8. Que mudanças você percebe em relação ao campo do
teatro no Rio Grande do Sul no início de sua carreira para hoje?
Sobre mudanças... Eu percebo assim, que de alguma
forma se transformou muito o tipo de trabalho que se fazia, acho que por causa
da internet, hoje em dia é muito mais rápido do que se espera dos artistas,
então os trabalhos não são, no meu ponto de vista, tão bem elaborados como eles
eram quando eu comecei a fazer teatro.
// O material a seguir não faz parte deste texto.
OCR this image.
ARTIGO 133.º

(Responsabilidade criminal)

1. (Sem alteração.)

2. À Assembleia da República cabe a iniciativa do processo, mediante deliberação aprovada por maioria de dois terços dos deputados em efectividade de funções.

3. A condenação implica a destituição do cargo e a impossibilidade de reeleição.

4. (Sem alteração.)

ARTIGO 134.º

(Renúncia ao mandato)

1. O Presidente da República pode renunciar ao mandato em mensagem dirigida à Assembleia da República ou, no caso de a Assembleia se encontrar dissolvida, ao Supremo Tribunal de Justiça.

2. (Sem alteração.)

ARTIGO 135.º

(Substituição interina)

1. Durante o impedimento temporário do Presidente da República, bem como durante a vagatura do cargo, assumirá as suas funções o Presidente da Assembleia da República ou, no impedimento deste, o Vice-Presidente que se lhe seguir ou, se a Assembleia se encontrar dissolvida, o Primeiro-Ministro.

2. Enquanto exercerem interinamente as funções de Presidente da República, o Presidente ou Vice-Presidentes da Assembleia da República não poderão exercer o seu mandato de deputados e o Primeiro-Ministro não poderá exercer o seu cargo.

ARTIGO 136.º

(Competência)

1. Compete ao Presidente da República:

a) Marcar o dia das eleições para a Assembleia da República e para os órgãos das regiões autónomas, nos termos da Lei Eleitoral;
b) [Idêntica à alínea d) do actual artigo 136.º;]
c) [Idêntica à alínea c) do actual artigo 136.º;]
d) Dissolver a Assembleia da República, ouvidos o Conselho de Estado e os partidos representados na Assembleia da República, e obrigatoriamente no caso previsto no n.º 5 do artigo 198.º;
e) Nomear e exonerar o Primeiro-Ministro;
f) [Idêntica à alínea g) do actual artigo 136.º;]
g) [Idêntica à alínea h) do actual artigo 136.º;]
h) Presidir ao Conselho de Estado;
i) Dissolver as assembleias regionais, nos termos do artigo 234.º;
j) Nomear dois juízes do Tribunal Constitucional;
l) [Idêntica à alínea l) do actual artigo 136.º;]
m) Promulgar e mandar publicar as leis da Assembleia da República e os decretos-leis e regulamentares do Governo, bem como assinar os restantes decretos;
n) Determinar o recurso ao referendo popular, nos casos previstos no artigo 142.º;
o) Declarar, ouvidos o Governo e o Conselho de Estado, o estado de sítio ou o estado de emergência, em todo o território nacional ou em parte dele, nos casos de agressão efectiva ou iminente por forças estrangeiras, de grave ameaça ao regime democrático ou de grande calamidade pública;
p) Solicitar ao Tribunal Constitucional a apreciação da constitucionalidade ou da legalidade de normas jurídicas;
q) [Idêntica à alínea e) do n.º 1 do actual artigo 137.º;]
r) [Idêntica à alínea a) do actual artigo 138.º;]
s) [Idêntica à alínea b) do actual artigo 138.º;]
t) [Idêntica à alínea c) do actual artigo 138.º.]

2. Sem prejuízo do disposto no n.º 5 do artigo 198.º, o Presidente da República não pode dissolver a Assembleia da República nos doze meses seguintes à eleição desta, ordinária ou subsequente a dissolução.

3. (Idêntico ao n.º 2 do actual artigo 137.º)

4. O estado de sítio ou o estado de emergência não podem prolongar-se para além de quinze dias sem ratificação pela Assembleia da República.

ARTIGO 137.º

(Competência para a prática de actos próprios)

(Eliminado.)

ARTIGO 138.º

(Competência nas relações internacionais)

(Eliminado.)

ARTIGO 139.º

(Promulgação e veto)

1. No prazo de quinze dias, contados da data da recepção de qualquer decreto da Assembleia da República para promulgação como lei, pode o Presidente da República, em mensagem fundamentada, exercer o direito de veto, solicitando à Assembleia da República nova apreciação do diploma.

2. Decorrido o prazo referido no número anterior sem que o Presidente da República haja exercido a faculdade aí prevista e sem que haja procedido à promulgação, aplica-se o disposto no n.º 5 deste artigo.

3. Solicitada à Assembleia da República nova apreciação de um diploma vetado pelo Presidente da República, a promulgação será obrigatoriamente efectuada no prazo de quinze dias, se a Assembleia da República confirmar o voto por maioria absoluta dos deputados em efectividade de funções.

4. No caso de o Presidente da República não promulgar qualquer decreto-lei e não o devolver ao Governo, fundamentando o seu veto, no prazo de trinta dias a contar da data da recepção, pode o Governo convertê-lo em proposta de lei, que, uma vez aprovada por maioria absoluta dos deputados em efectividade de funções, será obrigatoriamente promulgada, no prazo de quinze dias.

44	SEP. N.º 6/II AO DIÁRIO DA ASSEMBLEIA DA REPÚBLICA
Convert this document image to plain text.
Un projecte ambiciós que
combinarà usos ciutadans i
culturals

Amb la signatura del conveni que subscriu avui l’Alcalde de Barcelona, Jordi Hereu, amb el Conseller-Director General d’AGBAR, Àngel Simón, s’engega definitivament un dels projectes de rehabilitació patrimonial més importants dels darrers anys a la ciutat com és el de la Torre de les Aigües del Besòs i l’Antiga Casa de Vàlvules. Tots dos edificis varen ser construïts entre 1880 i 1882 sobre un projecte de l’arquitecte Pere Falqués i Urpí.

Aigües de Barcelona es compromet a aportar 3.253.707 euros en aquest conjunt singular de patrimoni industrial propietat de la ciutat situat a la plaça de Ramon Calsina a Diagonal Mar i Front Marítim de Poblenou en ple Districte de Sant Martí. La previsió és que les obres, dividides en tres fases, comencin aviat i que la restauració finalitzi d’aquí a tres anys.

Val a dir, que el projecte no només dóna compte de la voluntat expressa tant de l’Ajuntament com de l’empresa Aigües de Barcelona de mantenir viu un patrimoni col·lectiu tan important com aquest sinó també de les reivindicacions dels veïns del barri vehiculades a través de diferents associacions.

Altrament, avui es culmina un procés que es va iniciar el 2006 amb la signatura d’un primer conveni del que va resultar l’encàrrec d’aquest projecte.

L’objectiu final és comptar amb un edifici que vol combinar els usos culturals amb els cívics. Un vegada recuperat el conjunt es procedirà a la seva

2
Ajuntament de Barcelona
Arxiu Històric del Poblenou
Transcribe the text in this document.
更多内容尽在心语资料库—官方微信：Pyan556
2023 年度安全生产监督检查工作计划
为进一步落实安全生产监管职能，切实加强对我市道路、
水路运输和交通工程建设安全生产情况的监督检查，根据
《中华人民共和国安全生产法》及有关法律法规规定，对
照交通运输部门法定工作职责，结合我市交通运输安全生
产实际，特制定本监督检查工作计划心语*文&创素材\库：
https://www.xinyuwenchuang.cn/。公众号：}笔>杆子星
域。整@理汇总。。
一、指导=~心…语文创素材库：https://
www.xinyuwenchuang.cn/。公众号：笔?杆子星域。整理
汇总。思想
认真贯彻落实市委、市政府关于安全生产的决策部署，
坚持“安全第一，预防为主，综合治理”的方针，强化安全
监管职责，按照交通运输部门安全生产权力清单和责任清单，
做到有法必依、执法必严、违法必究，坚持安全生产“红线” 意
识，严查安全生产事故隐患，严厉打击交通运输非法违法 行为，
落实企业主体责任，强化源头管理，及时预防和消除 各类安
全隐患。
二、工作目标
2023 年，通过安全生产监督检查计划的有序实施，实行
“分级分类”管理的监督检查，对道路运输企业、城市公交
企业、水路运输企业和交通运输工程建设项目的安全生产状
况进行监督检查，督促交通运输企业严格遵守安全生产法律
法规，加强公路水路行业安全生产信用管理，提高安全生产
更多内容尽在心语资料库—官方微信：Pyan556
Ao mesmo tempo, eu vejo que cresceu os
públicos, claro que estou falando isso de antes da pandemia. O respeito pelo
teatro também aumentou, a dignidade que se dá aos artistas, tudo isso alcançou
novos patamares. Acho que aqui em Cruz Alta, por exemplo, o público começou a
ir mais ao teatro, teve um apogeu bem grande por causa do Sesc também, com
aqueles programas “Palco giratório”, enfim. Acho que de qualquer forma está
muito mais fácil de se fazer teatro do quando comecei a anos atrás.